The Wall Street Journal initially reported the news late Saturday. The Journal story described the transaction from the Saudis and UAE as going to the World Bank's "Women Entrepreneurs Fund."

Ivanka was the "brainchild" of the Women Entrepreneur Fund, according to NPR, but she doesn't raise money or control the fund, and thus, it doesn't belong to her.

However, when Wall Street Journal reporter Rebecca Ballhaus tweeted the outlet's story of the donation to her followers, she characterized the fund as "Ivanka's Women Entrepreneurs Fund."

Of course, the characterization wasn't quite accurate because Ivanka is connected to the fund only because she proposed it.

Still, the story left many in the news media comparing it to Hillary Clinton and the Clinton Foundation. Clinton was accused by many — including then-candidate Donald Trump — of using "pay-to-play" as secretary of state, meaning she would give certain countries favors in return for donations to the Clinton Foundation.
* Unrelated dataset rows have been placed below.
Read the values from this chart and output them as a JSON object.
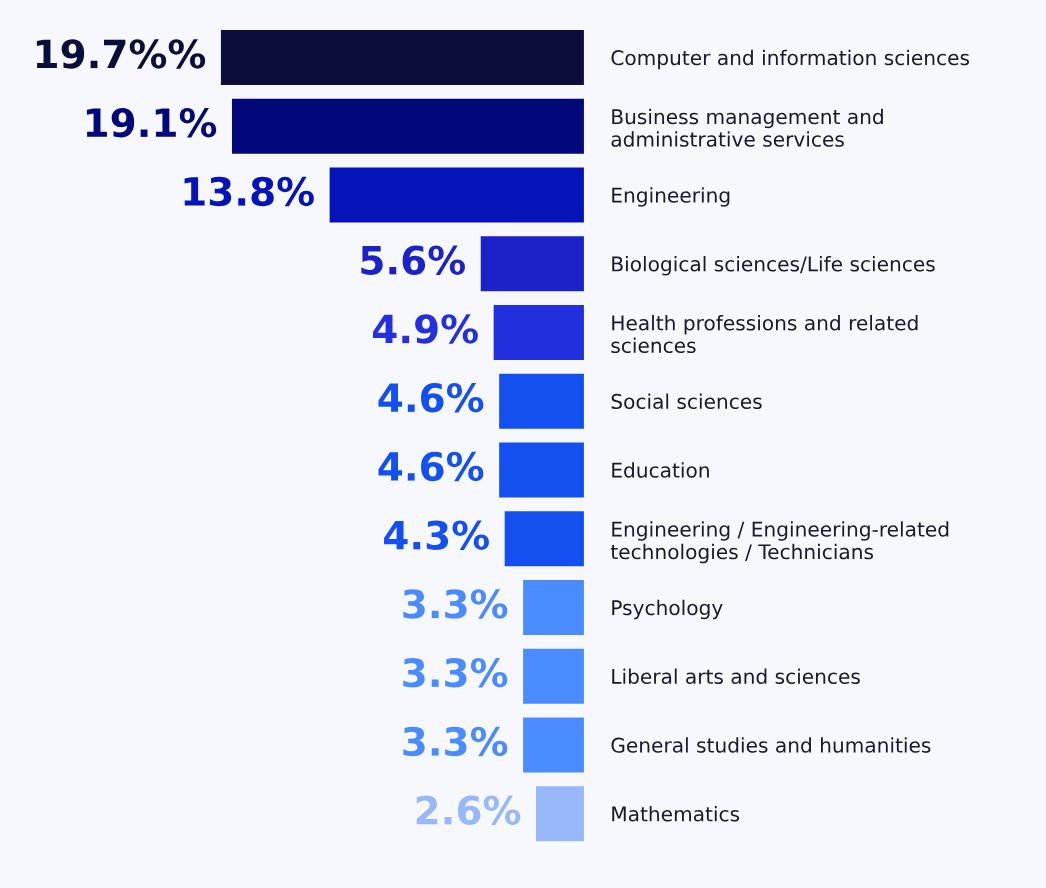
{
  "chart_data": {
    "type": "bar",
    "orientation": "horizontal",
    "categories": [
      "Computer and information sciences",
      "Business management and\nadministrative services",
      "Engineering",
      "Biological sciences/Life sciences",
      "Health professions and related\nsciences",
      "Social sciences",
      "Education",
      "Engineering / Engineering-related\ntechnologies / Technicians",
      "Psychology",
      "Liberal arts and sciences",
      "General studies and humanities",
      "Mathematics"
    ],
    "values": [
      19.7,
      19.1,
      13.8,
      5.6,
      4.9,
      4.6,
      4.6,
      4.3,
      3.3,
      3.3,
      3.3,
      2.6
    ],
    "value_labels": [
      "19.7%%",
      "19.1%",
      "13.8%",
      "5.6%",
      "4.9%",
      "4.6%",
      "4.6%",
      "4.3%",
      "3.3%",
      "3.3%",
      "3.3%",
      "2.6%"
    ],
    "colors": [
      "#0b0e3a",
      "#00087a",
      "#0514b8",
      "#1a22c8",
      "#2230e0",
      "#1450f0",
      "#1450f0",
      "#1450f0",
      "#4a8cff",
      "#4a8cff",
      "#4a8cff",
      "#98b8fa"
    ],
    "grid": false,
    "legend": false
  }
}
But as NPR described, the comparison fell flat:

The World Bank fund, which provides technical help and investment funding for women business owners, differs from the Clinton Foundation in some significant ways. While Ivanka Trump proposed the idea along with German Chancellor Angela Merkel, she is not involved with its operation.

However, that didn't stop many influential media personalities from sharing the story and drawing the false connection to the Clinton Foundation controversy.

Many of the tweets garnered thousands, even tens of thousands, of retweets:

It should be noted that while at the State Department, then-Secretary of State Hillary Clinton didn't manage the day-to-day operations of the Clinton Foundation and reportedly stayed away from the organization completely during her tenure as the United States' top diplomat.

At the time, her husband, former President Bill Clinton, and other foundation staff raised funds and ran the organization.